Nash's brilliance was math, not social skills (especially with women). Even so, quirky young Nash and one of his students fall in love, get married, and settle into a very happy, promising life together. Until his schizophrenia takes over. 
 
Life then becomes nightmarish, with Nash nearly killing his wife, who he loves, and their infant. However, his wife Alicia stands by him hence the movie's tagline:"The only thing greater than the power of the mind is the courage of the heart."
 
I left the movie exhausted. The vivid portrayal of innocently falling in love, starting a marriage with dreams of a wonderful future together... and then getting railroaded by life with mental illness hit home. And, I was angry at the movie's message that true love can overcome anything. Not in my world, despite all I had tried.
 
Nor in the world of many people I've coached.
 
I've watched empathetic men and women guiltily struggle to leave an abusive situation, and/or an impaired partner -- be the cause drugs, alcohol, sex addiction or mental illness. It's a difficult struggle because they still care about their spouse and value their marriage commitment. Unfortunately it's often one sided and, as one male client observed, "the one who cares the most is the one who hurts the most."
 
I've seen these men and women painstakingly search for answers about successfully coparenting with a narcissist, or a passive aggressive partner, or someone diagnosed as bipolar or borderline. I've seen many come back time and again to Second Saturday, because they are seeking just, reasonable ways to deal with an unreasonable situation. In most cases, the issue is the same, even though the diagnosis may be different. They are dealing with a partner whose reality is so skewed that compromise, honesty, fairness and follow through are not possible.
 
Stonewalling and/or aggressive litigation are two of the challenges these spouses often face.
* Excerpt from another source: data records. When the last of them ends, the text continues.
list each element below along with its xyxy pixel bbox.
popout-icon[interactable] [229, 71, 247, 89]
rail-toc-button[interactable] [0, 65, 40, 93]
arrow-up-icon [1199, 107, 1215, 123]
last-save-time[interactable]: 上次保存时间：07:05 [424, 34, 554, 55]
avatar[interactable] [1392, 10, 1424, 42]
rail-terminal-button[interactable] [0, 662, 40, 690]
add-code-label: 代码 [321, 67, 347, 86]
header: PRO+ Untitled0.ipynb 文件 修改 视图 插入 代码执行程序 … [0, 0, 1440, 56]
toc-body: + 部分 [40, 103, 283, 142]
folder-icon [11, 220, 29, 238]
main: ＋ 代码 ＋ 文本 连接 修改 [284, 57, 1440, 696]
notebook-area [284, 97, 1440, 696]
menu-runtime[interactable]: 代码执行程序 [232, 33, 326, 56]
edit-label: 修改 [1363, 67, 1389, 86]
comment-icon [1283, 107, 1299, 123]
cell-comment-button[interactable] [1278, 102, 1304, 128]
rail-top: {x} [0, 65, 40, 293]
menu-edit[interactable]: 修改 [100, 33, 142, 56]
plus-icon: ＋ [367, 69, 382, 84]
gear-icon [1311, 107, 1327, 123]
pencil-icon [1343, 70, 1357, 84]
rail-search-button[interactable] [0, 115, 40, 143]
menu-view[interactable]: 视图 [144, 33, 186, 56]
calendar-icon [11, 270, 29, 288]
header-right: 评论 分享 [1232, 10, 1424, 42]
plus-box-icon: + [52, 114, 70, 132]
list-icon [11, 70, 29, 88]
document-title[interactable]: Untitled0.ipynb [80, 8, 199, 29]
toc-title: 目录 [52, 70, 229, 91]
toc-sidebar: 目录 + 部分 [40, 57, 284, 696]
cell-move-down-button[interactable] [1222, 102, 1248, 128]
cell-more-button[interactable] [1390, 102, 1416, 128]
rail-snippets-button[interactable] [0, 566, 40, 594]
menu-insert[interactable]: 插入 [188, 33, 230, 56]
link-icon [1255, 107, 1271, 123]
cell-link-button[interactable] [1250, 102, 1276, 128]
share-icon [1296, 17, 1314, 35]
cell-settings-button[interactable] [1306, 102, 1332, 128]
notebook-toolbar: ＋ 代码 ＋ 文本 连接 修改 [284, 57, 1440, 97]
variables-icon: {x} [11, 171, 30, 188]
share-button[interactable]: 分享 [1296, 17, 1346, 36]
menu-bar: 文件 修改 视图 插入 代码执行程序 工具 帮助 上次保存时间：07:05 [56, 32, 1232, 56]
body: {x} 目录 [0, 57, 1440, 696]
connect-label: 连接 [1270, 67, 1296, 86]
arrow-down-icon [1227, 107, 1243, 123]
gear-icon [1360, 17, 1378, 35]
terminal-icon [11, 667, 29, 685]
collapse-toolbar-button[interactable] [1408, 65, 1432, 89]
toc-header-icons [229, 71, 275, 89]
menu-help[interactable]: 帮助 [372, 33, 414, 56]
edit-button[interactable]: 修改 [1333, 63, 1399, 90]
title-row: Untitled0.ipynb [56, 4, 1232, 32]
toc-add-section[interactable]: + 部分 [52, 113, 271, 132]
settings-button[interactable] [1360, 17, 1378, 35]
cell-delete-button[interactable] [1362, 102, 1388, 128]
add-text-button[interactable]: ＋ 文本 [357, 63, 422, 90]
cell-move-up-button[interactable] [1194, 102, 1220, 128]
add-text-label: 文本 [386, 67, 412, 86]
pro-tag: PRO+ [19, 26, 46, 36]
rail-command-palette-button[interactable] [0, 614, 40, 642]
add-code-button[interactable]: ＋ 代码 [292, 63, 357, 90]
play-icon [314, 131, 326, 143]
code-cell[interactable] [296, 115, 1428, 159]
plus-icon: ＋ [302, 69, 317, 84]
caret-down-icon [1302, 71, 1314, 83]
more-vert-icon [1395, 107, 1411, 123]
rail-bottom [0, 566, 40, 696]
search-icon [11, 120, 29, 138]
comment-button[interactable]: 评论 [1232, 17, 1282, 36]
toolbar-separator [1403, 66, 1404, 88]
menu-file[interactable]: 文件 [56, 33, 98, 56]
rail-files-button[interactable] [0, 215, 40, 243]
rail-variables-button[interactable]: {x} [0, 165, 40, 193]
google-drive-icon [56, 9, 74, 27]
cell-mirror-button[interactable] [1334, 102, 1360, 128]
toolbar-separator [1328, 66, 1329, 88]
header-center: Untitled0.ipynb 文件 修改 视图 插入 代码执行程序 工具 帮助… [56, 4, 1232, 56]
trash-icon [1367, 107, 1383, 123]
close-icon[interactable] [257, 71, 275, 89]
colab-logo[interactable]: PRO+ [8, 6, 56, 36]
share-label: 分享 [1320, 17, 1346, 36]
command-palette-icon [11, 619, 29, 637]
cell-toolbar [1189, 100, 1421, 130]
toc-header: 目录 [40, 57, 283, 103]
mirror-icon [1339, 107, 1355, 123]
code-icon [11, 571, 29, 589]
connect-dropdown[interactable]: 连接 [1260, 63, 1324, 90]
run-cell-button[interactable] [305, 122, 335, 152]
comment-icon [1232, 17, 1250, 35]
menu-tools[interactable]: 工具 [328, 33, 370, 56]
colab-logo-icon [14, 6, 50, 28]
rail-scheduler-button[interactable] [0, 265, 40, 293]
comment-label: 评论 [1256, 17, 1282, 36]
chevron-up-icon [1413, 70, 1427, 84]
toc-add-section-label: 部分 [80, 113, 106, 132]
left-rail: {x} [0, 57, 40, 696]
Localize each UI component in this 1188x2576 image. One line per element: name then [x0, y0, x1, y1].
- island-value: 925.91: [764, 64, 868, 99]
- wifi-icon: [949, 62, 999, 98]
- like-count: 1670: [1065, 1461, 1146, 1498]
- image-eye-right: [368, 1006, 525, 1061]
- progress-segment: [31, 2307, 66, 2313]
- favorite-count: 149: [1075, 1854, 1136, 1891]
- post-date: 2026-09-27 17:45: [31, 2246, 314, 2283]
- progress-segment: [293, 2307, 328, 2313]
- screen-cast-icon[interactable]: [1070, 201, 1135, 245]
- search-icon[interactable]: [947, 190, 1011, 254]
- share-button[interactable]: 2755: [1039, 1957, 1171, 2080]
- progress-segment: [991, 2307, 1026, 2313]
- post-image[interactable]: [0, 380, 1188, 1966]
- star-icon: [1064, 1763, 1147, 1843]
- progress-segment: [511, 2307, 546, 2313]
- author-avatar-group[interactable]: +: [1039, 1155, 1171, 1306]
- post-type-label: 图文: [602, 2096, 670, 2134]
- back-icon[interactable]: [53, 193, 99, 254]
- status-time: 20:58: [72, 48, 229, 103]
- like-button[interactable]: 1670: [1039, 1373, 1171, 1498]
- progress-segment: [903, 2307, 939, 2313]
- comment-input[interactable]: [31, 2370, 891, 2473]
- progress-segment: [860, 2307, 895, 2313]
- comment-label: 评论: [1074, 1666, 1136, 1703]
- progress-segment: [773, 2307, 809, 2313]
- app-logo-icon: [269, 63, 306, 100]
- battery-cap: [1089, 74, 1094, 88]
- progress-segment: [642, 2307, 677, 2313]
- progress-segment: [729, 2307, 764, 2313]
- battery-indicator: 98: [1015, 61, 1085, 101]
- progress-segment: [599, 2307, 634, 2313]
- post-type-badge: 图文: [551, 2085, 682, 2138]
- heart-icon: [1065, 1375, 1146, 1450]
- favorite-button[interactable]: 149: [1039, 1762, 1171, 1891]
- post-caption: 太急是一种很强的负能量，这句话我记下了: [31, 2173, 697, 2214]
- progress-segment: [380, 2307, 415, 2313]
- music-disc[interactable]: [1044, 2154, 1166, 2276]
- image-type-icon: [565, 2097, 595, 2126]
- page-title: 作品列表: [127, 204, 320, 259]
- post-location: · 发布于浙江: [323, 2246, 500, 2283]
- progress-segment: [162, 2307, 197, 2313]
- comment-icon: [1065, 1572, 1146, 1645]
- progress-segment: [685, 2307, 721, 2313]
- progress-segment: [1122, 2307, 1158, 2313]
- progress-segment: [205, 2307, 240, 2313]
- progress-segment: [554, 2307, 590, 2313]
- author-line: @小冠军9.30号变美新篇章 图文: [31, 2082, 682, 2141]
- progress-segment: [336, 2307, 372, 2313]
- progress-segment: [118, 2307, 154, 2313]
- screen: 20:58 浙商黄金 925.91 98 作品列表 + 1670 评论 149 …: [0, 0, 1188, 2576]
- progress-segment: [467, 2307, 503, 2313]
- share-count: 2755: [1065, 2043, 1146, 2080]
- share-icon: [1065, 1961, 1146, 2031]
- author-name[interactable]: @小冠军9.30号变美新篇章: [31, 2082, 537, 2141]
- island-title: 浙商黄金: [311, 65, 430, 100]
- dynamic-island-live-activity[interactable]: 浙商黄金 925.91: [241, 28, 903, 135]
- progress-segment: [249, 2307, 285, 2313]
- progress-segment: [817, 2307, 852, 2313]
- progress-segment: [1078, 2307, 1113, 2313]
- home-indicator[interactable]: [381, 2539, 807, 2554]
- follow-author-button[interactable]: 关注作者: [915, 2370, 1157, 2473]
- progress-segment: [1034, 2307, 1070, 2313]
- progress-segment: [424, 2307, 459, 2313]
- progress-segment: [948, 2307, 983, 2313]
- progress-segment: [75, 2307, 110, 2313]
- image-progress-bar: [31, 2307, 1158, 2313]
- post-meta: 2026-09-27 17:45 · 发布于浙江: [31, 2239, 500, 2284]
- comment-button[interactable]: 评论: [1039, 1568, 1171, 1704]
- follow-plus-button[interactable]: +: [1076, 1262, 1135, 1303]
It's widely said that people often hire an attorney much like themselves, and that means a vengeful spouse often hires an attorney known for prolonged, hostile tactics. Such an attorney fuels the client's illness, and when the client has the money to play nasty it can destroy families.
 
While the courts still haven't caught up enough to protect families, today therapists, coaches, survivors and others are creating tools to help people dealing with a "high conflict" breakup develop perspective, deflect the conflict, set healthy boundaries, and also teach kids how to deal with an impaired parent. And, these tools help families in transition maintain sanity... and know they are okay.. and not alone.